Does debt make you poor?

In a discussion about the national debt ceiling, someone asked, “What is the difference between poverty and high debt?”

High debt can make money scarce, but debt and poverty have little in common.

Poverty is a social circumstance. Debt is a financial contract.

A person in poverty does not have the basic resources to live, eat, have shelter, and so on. He has less control over his environment (such as his home) and has fewer things that are predictable (such as work hours) than higher-income people. Yes, he might owe money to others, but the contours of his life are shaped by the social circumstance of poverty.

For example, a low-income person is more likely to rent than own his home. That might seem like a minor detail – having a lease versus having a mortgage --  but social circumstances shape a person’s health and even how long he lives. Renters have higher levels of C-reactive proteins, a biomarker for stress linked to heart disease and heart attacks, than homeowners.

By contrast, a higher-income person can have high debts and be “poor” on paper, but he is not in a social circumstance like poverty. He has more control over the environment, the home he likely owns, for example. He has many things in his life that are reliable. Even his demanding job gives him more say than an hourly, low-wage worker gets.
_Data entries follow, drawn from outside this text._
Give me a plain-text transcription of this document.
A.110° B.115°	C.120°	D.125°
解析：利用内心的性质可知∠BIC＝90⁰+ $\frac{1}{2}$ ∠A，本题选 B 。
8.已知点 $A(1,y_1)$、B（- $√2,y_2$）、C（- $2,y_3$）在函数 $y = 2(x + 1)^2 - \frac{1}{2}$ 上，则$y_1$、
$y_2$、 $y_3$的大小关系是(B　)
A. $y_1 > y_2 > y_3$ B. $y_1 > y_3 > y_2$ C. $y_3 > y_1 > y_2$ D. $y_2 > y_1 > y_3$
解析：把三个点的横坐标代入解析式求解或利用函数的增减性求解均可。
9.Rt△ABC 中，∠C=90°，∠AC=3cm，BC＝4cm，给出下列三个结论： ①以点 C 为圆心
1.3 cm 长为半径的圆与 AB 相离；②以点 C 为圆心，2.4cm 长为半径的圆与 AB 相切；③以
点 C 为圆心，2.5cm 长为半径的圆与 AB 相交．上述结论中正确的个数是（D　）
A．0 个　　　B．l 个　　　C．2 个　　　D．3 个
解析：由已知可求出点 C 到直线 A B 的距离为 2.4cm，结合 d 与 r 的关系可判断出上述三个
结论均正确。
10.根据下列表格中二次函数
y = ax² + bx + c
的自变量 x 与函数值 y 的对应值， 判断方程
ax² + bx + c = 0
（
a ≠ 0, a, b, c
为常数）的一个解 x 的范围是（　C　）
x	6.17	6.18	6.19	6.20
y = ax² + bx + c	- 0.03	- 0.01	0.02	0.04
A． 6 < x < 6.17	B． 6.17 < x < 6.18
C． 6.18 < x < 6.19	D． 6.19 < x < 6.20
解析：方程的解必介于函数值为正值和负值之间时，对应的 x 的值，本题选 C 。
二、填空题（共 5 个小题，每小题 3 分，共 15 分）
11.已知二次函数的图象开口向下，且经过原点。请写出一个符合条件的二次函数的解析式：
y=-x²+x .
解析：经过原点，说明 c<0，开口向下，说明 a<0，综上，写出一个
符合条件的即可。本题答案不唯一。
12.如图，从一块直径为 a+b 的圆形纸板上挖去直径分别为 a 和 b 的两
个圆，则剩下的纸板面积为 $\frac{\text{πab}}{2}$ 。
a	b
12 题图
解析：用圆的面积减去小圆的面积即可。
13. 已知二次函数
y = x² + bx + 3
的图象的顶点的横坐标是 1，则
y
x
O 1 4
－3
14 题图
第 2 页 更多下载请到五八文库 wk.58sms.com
He does not face the daily, trivial stresses that a person in poverty does; he can go into a store and the security guards do not follow him around.

The idea that a person is likely to change his social economic class by his actions – either by piling on debt all the way to poverty or by bootstrapping the way to riches – is largely a myth in this country. The majority of people remain in the social circumstance to which they were born – both high and low. If you were born into the lowest 20% (economically), you have a slightly better than coin flip’s chance of rising higher (57%). If you are born in the highest 20%, you have only a 7% chance of slipping downward.

High debt does not by itself put a person or a country into poverty. Poverty is much more than not having enough money. It’s a social construct that we build for one another. The good news is that since we built it, we can tear down poverty and build in its place hope.